For a query $q_i$ in request $r$,

$$
O_i = \underbrace{(\mathbf{v}(P_i), s(P_i))}_{\text{shared, batched once}} \;\oplus\; \underbrace{(\mathbf{v}(S_{r,i}), s(S_{r,i}))}_{\text{per request}}.
$$

The win is in where the prefix KV lives. The prefix pass is a multi-query attention: every query in the batch reads the _same_ $K_P, V_P$, so the kernel stages that block once into SMEM and serves the whole thread block from there, at roughly $10\times$ the bandwidth of streaming it from global memory per request. The suffix pass stays an ordinary batched decode against each request’s own slice. FlashInfer reports up to $31\times$ over a uniform decode kernel when the shared prompt is long and the batch is wide.

> \[!math\] 1. when cascade pays
>
> Let the prefix be a fraction $\rho = |P| / (|P| + |S_r|)$ of each request’s context, batch size $b$. A monolithic decode re-reads the prefix once per request: $b\,|P|$ KV loads from global memory. The cascade reads it once into SMEM and amortises across the batch, so prefix IO drops by $b{:}1$ while the suffix IO is unchanged.
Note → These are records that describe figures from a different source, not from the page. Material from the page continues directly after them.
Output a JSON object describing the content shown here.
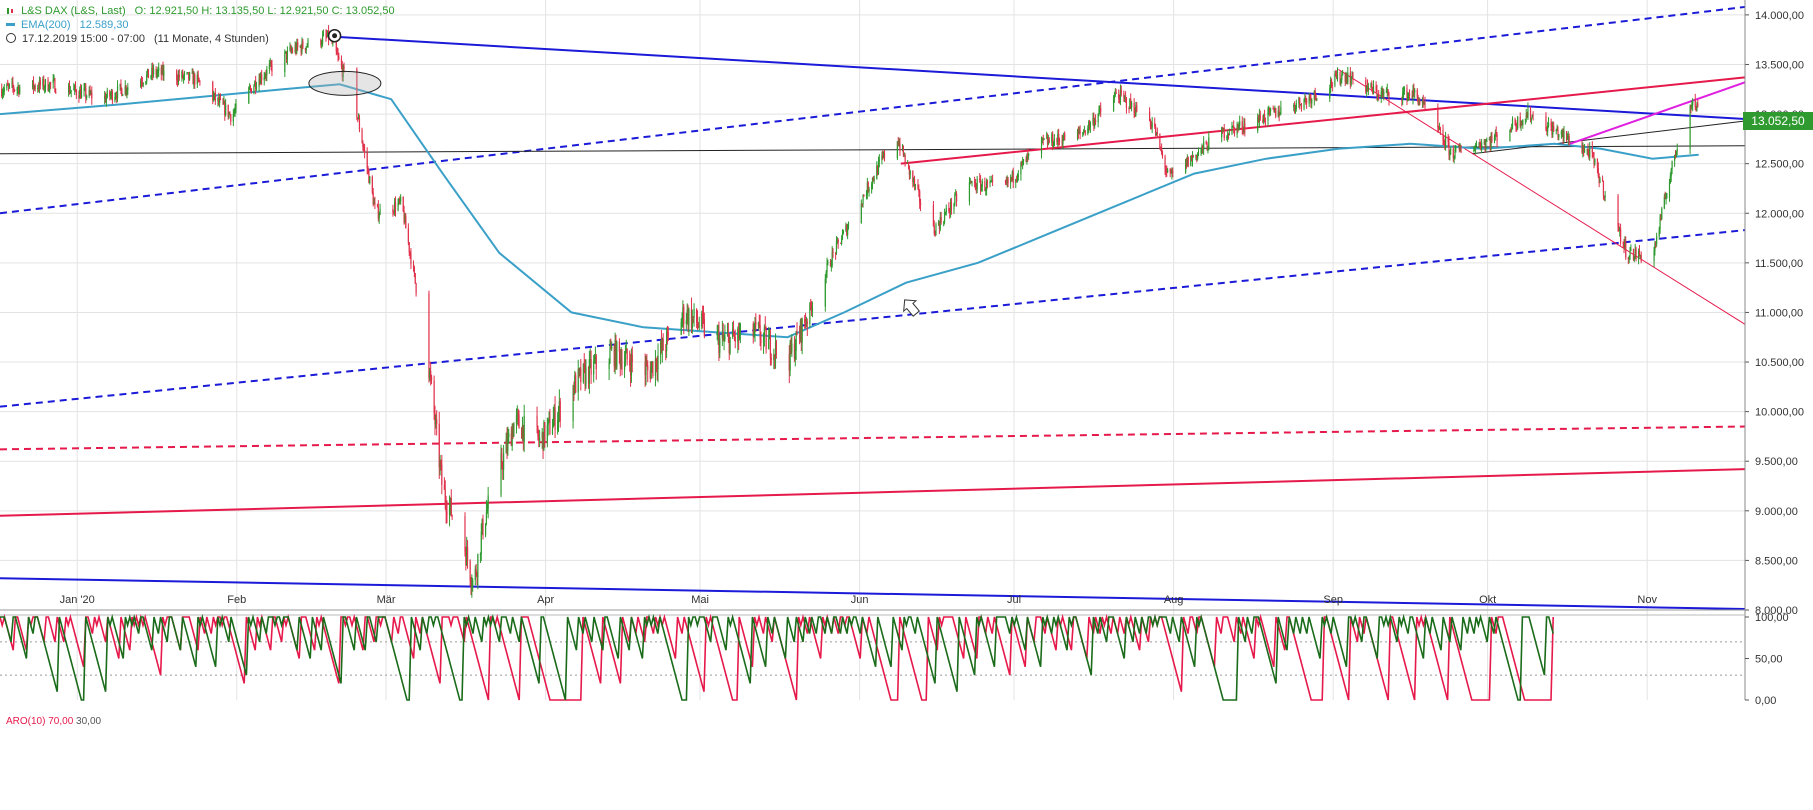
{
  "header": {
    "symbol": "L&S DAX (L&S, Last)",
    "ohlc": "O: 12.921,50  H: 13.135,50  L: 12.921,50  C: 13.052,50",
    "ema_label": "EMA(200)",
    "ema_value": "12.589,30",
    "period": "17.12.2019 15:00 - 07:00",
    "interval": "(11 Monate, 4 Stunden)"
  },
  "indicator": {
    "label": "ARO(10)",
    "upper": "70,00",
    "lower": "30,00"
  },
  "current_price_label": "13.052,50",
  "colors": {
    "bull": "#2e9a2e",
    "bear": "#e0304a",
    "ema": "#3aa0c8",
    "blue_line": "#1a1ad8",
    "red_line": "#e6194b",
    "magenta": "#e020e0",
    "aroon_up": "#1a6b1a",
    "aroon_down": "#e6194b",
    "grid": "#e3e3e3"
  },
  "chart_data": [
    {
      "type": "candlestick",
      "title": "",
      "x_ticks": [
        "Jan '20",
        "Feb",
        "Mär",
        "Apr",
        "Mai",
        "Jun",
        "Jul",
        "Aug",
        "Sep",
        "Okt",
        "Nov"
      ],
      "y_ticks": [
        "8.000,00",
        "8.500,00",
        "9.000,00",
        "9.500,00",
        "10.000,00",
        "10.500,00",
        "11.000,00",
        "11.500,00",
        "12.000,00",
        "12.500,00",
        "13.000,00",
        "13.500,00",
        "14.000,00"
      ],
      "ylim": [
        8000,
        14150
      ],
      "x_range": [
        "2019-12-17",
        "2020-11-20"
      ],
      "close_path": [
        [
          "2019-12-17",
          13250
        ],
        [
          "2019-12-27",
          13300
        ],
        [
          "2020-01-06",
          13150
        ],
        [
          "2020-01-16",
          13420
        ],
        [
          "2020-01-24",
          13350
        ],
        [
          "2020-01-31",
          12980
        ],
        [
          "2020-02-05",
          13350
        ],
        [
          "2020-02-12",
          13650
        ],
        [
          "2020-02-19",
          13780
        ],
        [
          "2020-02-24",
          13100
        ],
        [
          "2020-02-28",
          12000
        ],
        [
          "2020-03-04",
          12100
        ],
        [
          "2020-03-09",
          10600
        ],
        [
          "2020-03-12",
          9200
        ],
        [
          "2020-03-16",
          8700
        ],
        [
          "2020-03-18",
          8250
        ],
        [
          "2020-03-20",
          8900
        ],
        [
          "2020-03-26",
          9900
        ],
        [
          "2020-03-31",
          9700
        ],
        [
          "2020-04-07",
          10300
        ],
        [
          "2020-04-14",
          10600
        ],
        [
          "2020-04-21",
          10400
        ],
        [
          "2020-04-28",
          11000
        ],
        [
          "2020-05-05",
          10700
        ],
        [
          "2020-05-12",
          10800
        ],
        [
          "2020-05-18",
          10500
        ],
        [
          "2020-05-27",
          11600
        ],
        [
          "2020-06-08",
          12800
        ],
        [
          "2020-06-15",
          11800
        ],
        [
          "2020-06-22",
          12300
        ],
        [
          "2020-06-29",
          12250
        ],
        [
          "2020-07-06",
          12700
        ],
        [
          "2020-07-14",
          12800
        ],
        [
          "2020-07-21",
          13200
        ],
        [
          "2020-07-28",
          12900
        ],
        [
          "2020-07-31",
          12350
        ],
        [
          "2020-08-10",
          12800
        ],
        [
          "2020-08-20",
          13000
        ],
        [
          "2020-08-27",
          13150
        ],
        [
          "2020-09-03",
          13400
        ],
        [
          "2020-09-10",
          13200
        ],
        [
          "2020-09-17",
          13200
        ],
        [
          "2020-09-24",
          12600
        ],
        [
          "2020-10-02",
          12750
        ],
        [
          "2020-10-09",
          13000
        ],
        [
          "2020-10-15",
          12800
        ],
        [
          "2020-10-21",
          12600
        ],
        [
          "2020-10-28",
          11600
        ],
        [
          "2020-11-02",
          11550
        ],
        [
          "2020-11-06",
          12500
        ],
        [
          "2020-11-09",
          13150
        ],
        [
          "2020-11-11",
          13050
        ]
      ],
      "ema_200": [
        [
          "2019-12-17",
          13000
        ],
        [
          "2020-01-10",
          13100
        ],
        [
          "2020-02-10",
          13250
        ],
        [
          "2020-02-21",
          13300
        ],
        [
          "2020-03-02",
          13150
        ],
        [
          "2020-03-12",
          12400
        ],
        [
          "2020-03-23",
          11600
        ],
        [
          "2020-04-06",
          11000
        ],
        [
          "2020-04-20",
          10850
        ],
        [
          "2020-05-04",
          10800
        ],
        [
          "2020-05-18",
          10750
        ],
        [
          "2020-05-29",
          11000
        ],
        [
          "2020-06-10",
          11300
        ],
        [
          "2020-06-24",
          11500
        ],
        [
          "2020-07-08",
          11800
        ],
        [
          "2020-07-22",
          12100
        ],
        [
          "2020-08-05",
          12400
        ],
        [
          "2020-08-19",
          12550
        ],
        [
          "2020-09-02",
          12650
        ],
        [
          "2020-09-16",
          12700
        ],
        [
          "2020-09-30",
          12650
        ],
        [
          "2020-10-14",
          12700
        ],
        [
          "2020-10-23",
          12650
        ],
        [
          "2020-11-02",
          12550
        ],
        [
          "2020-11-11",
          12589
        ]
      ],
      "lines": [
        {
          "color": "blue",
          "dash": false,
          "from": [
            "2020-02-20",
            13780
          ],
          "to": [
            "2020-11-20",
            12950
          ]
        },
        {
          "color": "blue",
          "dash": true,
          "from": [
            "2019-12-17",
            12000
          ],
          "to": [
            "2020-11-20",
            14080
          ]
        },
        {
          "color": "blue",
          "dash": true,
          "from": [
            "2019-12-17",
            10050
          ],
          "to": [
            "2020-11-20",
            11830
          ]
        },
        {
          "color": "blue",
          "dash": false,
          "from": [
            "2019-12-17",
            8320
          ],
          "to": [
            "2020-11-20",
            8010
          ]
        },
        {
          "color": "black",
          "dash": false,
          "from": [
            "2019-12-17",
            12600
          ],
          "to": [
            "2020-11-20",
            12680
          ]
        },
        {
          "color": "black",
          "dash": false,
          "from": [
            "2020-09-28",
            12600
          ],
          "to": [
            "2020-11-20",
            12930
          ]
        },
        {
          "color": "red",
          "dash": false,
          "from": [
            "2020-06-09",
            12500
          ],
          "to": [
            "2020-11-20",
            13370
          ]
        },
        {
          "color": "red",
          "dash": true,
          "from": [
            "2019-12-17",
            9620
          ],
          "to": [
            "2020-11-20",
            9850
          ]
        },
        {
          "color": "red",
          "dash": false,
          "from": [
            "2019-12-17",
            8950
          ],
          "to": [
            "2020-11-20",
            9420
          ]
        },
        {
          "color": "red",
          "dash": false,
          "thin": true,
          "from": [
            "2020-09-02",
            13450
          ],
          "to": [
            "2020-11-20",
            10880
          ]
        },
        {
          "color": "magenta",
          "dash": false,
          "from": [
            "2020-10-17",
            12700
          ],
          "to": [
            "2020-11-20",
            13320
          ]
        }
      ]
    },
    {
      "type": "line",
      "title": "",
      "indicator": "Aroon",
      "ylim": [
        0,
        100
      ],
      "y_ticks": [
        "0,00",
        "50,00",
        "100,00"
      ],
      "levels": [
        70,
        30
      ],
      "series": [
        {
          "name": "Aroon Up"
        },
        {
          "name": "Aroon Down"
        }
      ],
      "period": 10
    }
  ]
}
The speedup tracks $\rho$ and $b$ together: shared system prompts ($\rho \to 1$) on large batches are where the $31\times$ shows up, and a batch of distinct prompts ($\rho \to 0$) collapses cascade back to plain decode with no penalty.

The prefix need not be a single level. Shared structure is usually a tree: a system prompt common to everyone, a few-shot block shared by a subgroup, a per-conversation history below that. Each shared node is one multi-query pass; the cascade merges states up the tree from the deepest suffix to the root, which is the same prefix reuse [[thoughts/radix attention|radix attention]] schedules dynamically, here resolved into a static reduction over known cache levels.

> \[!note\] not block pruning
>
> Cascade inference is exact, where it reorders where KV is read. It is unrelated to sparse or top-$k$ schemes (Quest, SnapKV, [[thoughts/razor attention|razor attention]]) that score key blocks and drop the cold ones to approximate the softmax.